In the second paper, Kate Bundorf and Helena Szrek capitalize on a unique experiment coupled with individual-level data on cognitive ability. They focus on consumers’ decisions about whether to enroll in Part D. They find that consumers with low cognition were less likely to enroll than those with high cognition. Among those with high cognition, the effect of the number of competing plans was concave, with initially increasing but later declining likelihoods of enrollment in any PDP.

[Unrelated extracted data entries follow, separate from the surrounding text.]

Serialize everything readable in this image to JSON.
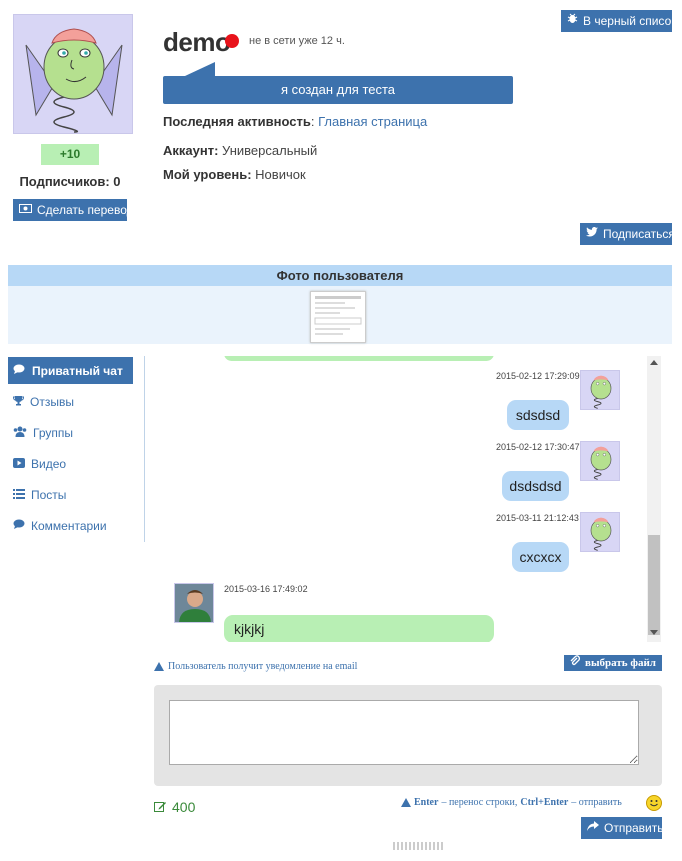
{
  "profile": {
    "username": "demo",
    "online_status": "не в сети уже 12 ч.",
    "status_message": "я создан для теста",
    "rating": "+10",
    "subscribers_label": "Подписчиков: 0",
    "transfer_button": "Сделать перевод",
    "blacklist_button": "В черный список",
    "subscribe_button": "Подписаться",
    "status_color": "#e8131b",
    "accent_color": "#3d72ad"
  },
  "info": {
    "activity_label": "Последняя активность",
    "activity_value": "Главная страница",
    "account_label": "Аккаунт:",
    "account_value": "Универсальный",
    "level_label": "Мой уровень:",
    "level_value": "Новичок"
  },
  "photos": {
    "title": "Фото пользователя"
  },
  "menu": {
    "items": [
      {
        "label": "Приватный чат",
        "icon": "comments-icon",
        "active": true
      },
      {
        "label": "Отзывы",
        "icon": "trophy-icon"
      },
      {
        "label": "Группы",
        "icon": "users-icon"
      },
      {
        "label": "Видео",
        "icon": "video-icon"
      },
      {
        "label": "Посты",
        "icon": "list-icon"
      },
      {
        "label": "Комментарии",
        "icon": "comment-icon"
      }
    ]
  },
  "chat": {
    "messages": [
      {
        "time": "2015-02-12 17:29:09",
        "text": "sdsdsd",
        "side": "right"
      },
      {
        "time": "2015-02-12 17:30:47",
        "text": "dsdsdsd",
        "side": "right"
      },
      {
        "time": "2015-03-11 21:12:43",
        "text": "cxcxcx",
        "side": "right"
      },
      {
        "time": "2015-03-16 17:49:02",
        "text": "kjkjkj",
        "side": "left"
      }
    ]
  },
  "composer": {
    "email_notice": "Пользователь получит уведомление на email",
    "file_button": "выбрать файл",
    "char_count": "400",
    "hint_enter": "Enter",
    "hint_enter_text": " – перенос строки, ",
    "hint_ctrl": "Ctrl+Enter",
    "hint_ctrl_text": " – отправить",
    "send_button": "Отправить"
  }
}
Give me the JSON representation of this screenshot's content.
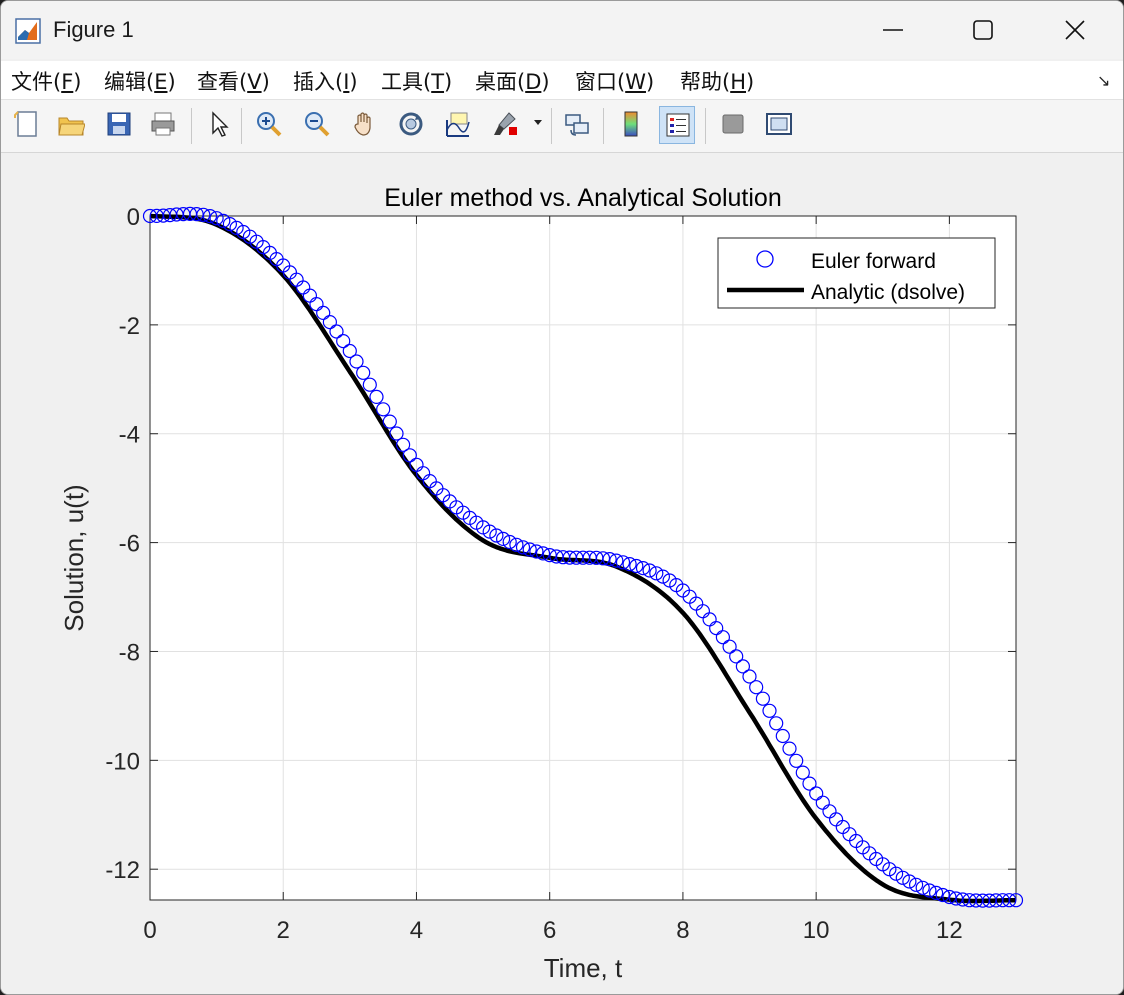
{
  "window": {
    "title": "Figure 1"
  },
  "menu": [
    {
      "label": "文件(",
      "key": "F",
      "end": ")"
    },
    {
      "label": "编辑(",
      "key": "E",
      "end": ")"
    },
    {
      "label": "查看(",
      "key": "V",
      "end": ")"
    },
    {
      "label": "插入(",
      "key": "I",
      "end": ")"
    },
    {
      "label": "工具(",
      "key": "T",
      "end": ")"
    },
    {
      "label": "桌面(",
      "key": "D",
      "end": ")"
    },
    {
      "label": "窗口(",
      "key": "W",
      "end": ")"
    },
    {
      "label": "帮助(",
      "key": "H",
      "end": ")"
    }
  ],
  "toolbar": {
    "buttons": [
      "new-figure-icon",
      "open-file-icon",
      "save-icon",
      "print-icon",
      "edit-plot-arrow-icon",
      "zoom-in-icon",
      "zoom-out-icon",
      "pan-hand-icon",
      "rotate-3d-icon",
      "data-cursor-icon",
      "brush-icon",
      "link-plot-icon",
      "colorbar-icon",
      "legend-icon",
      "hide-plot-tools-icon",
      "show-plot-tools-icon"
    ],
    "active": "legend-icon"
  },
  "chart_data": {
    "type": "line",
    "title": "Euler method vs. Analytical Solution",
    "xlabel": "Time, t",
    "ylabel": "Solution, u(t)",
    "xlim": [
      0,
      13
    ],
    "ylim": [
      -12.566,
      0
    ],
    "xticks": [
      0,
      2,
      4,
      6,
      8,
      10,
      12
    ],
    "yticks": [
      0,
      -2,
      -4,
      -6,
      -8,
      -10,
      -12
    ],
    "grid": true,
    "legend_position": "top-right",
    "series": [
      {
        "name": "Euler forward",
        "style": "markers",
        "marker": "circle",
        "color": "#0000ff",
        "note_step": 0.1,
        "x_start": 0,
        "x_end": 13,
        "x_sample": [
          0,
          1,
          2,
          3,
          4,
          5,
          6,
          7,
          8,
          9,
          10,
          11,
          12,
          13
        ],
        "y_sample": [
          0,
          -0.04,
          -0.91,
          -2.48,
          -4.57,
          -5.72,
          -6.23,
          -6.33,
          -6.88,
          -8.46,
          -10.61,
          -11.91,
          -12.51,
          -12.57
        ]
      },
      {
        "name": "Analytic (dsolve)",
        "style": "line",
        "color": "#000000",
        "x_start": 0,
        "x_end": 13,
        "x_sample": [
          0,
          1,
          2,
          3,
          4,
          5,
          6,
          7,
          8,
          9,
          10,
          11,
          12,
          13
        ],
        "y_sample": [
          0,
          -0.16,
          -1.09,
          -2.86,
          -4.76,
          -5.96,
          -6.28,
          -6.44,
          -7.29,
          -9.12,
          -11.07,
          -12.28,
          -12.56,
          -12.57
        ]
      }
    ]
  }
}
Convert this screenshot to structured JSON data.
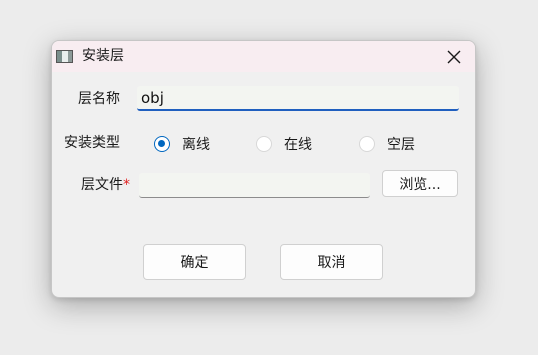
{
  "window": {
    "title": "安装层"
  },
  "form": {
    "name_label": "层名称",
    "name_value": "obj",
    "type_label": "安装类型",
    "type_options": [
      {
        "label": "离线",
        "selected": true
      },
      {
        "label": "在线",
        "selected": false
      },
      {
        "label": "空层",
        "selected": false
      }
    ],
    "file_label": "层文件",
    "file_required_mark": "*",
    "file_value": "",
    "browse_label": "浏览..."
  },
  "buttons": {
    "ok_label": "确定",
    "cancel_label": "取消"
  },
  "icons": {
    "app": "window-app-icon",
    "close": "close-icon"
  },
  "colors": {
    "accent": "#0067c0",
    "input_underline_focus": "#1f5fbf",
    "required": "#e02020",
    "titlebar_bg": "#f8edf1"
  }
}
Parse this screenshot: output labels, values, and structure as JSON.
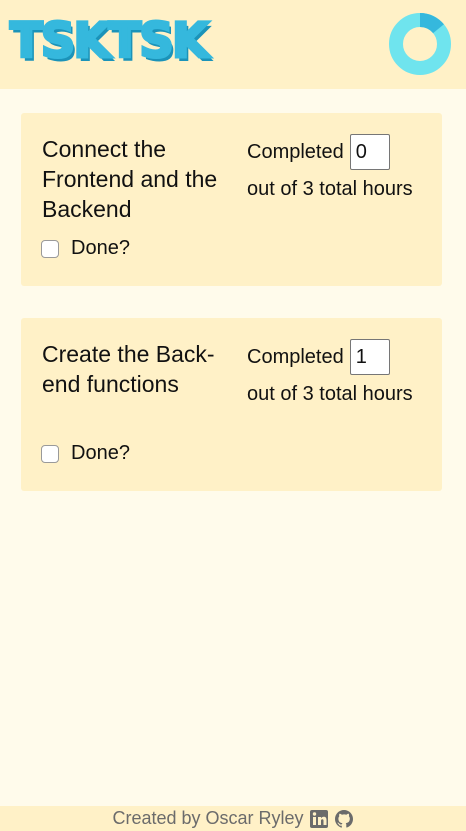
{
  "header": {
    "logo_text": "TSKTSK",
    "brand_color": "#35b8dd",
    "progress_ring": {
      "icon": "progress-ring-icon",
      "progress": 0.14,
      "track_color": "#35b8dd",
      "fill_color": "#6fe4ee"
    }
  },
  "tasks": [
    {
      "title": "Connect the Frontend and the Backend",
      "done_label": "Done?",
      "done": false,
      "completed_label": "Completed",
      "completed_hours": "0",
      "total_label": "out of 3 total hours"
    },
    {
      "title": "Create the Back-end functions",
      "done_label": "Done?",
      "done": false,
      "completed_label": "Completed",
      "completed_hours": "1",
      "total_label": "out of 3 total hours"
    }
  ],
  "footer": {
    "credit": "Created by Oscar Ryley",
    "icons": [
      "linkedin-icon",
      "github-icon"
    ]
  }
}
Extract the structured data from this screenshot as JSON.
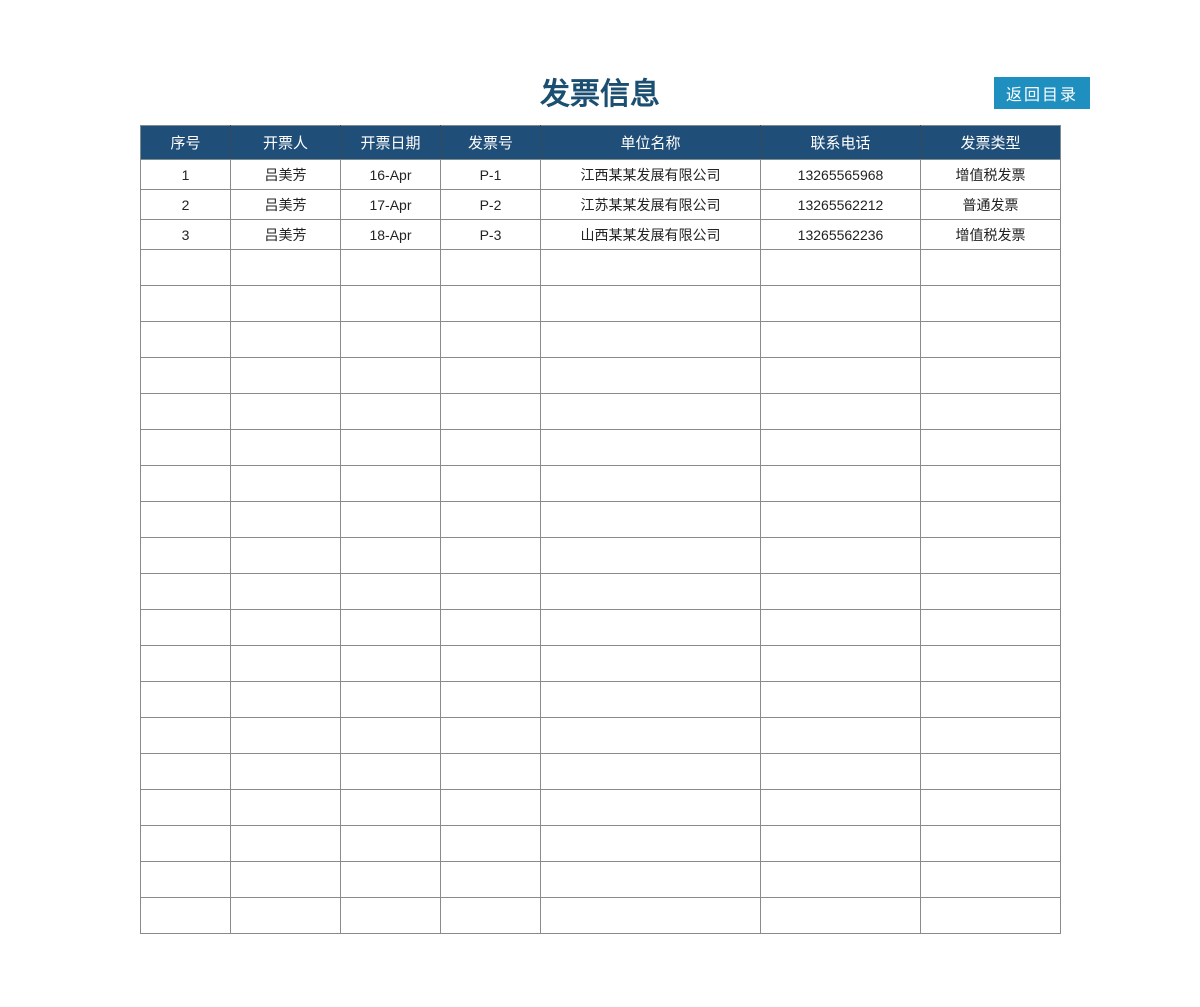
{
  "title": "发票信息",
  "back_button": "返回目录",
  "columns": {
    "seq": "序号",
    "issuer": "开票人",
    "date": "开票日期",
    "no": "发票号",
    "unit": "单位名称",
    "phone": "联系电话",
    "type": "发票类型"
  },
  "rows": [
    {
      "seq": "1",
      "issuer": "吕美芳",
      "date": "16-Apr",
      "no": "P-1",
      "unit": "江西某某发展有限公司",
      "phone": "13265565968",
      "type": "增值税发票"
    },
    {
      "seq": "2",
      "issuer": "吕美芳",
      "date": "17-Apr",
      "no": "P-2",
      "unit": "江苏某某发展有限公司",
      "phone": "13265562212",
      "type": "普通发票"
    },
    {
      "seq": "3",
      "issuer": "吕美芳",
      "date": "18-Apr",
      "no": "P-3",
      "unit": "山西某某发展有限公司",
      "phone": "13265562236",
      "type": "增值税发票"
    }
  ],
  "empty_row_count": 19
}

In the third paper, Jonathan Ketcham and colleagues utilize individual-level panel dataset from a large, nationwide PBM. They consider how well consumers chose in 2006 in terms of cost-minimization and their decisions to enroll vs. remain uninsured. They also use the 2007 data to analyze improvements in consumer choices. They find that patients with subsidies were typically near their cost minimizing plans in both years. Non-subsidy beneficiaries improved their performance substantially from 2006 to 2007, particularly those who chose poorly in 2006. This resulted primarily, but not exclusively, from switching to a different plan. Furthermore, consumers’ choices appear even better when a price elasticity of demand for prescription drugs of -0.54 is used instead of holding the drug consumption bundle constant across plans.
Session Organizer: Jonathan Ketcham (Arizona State University)
The 3rd Biennial Conference of the American Society of Health Economists took place at Cornell University.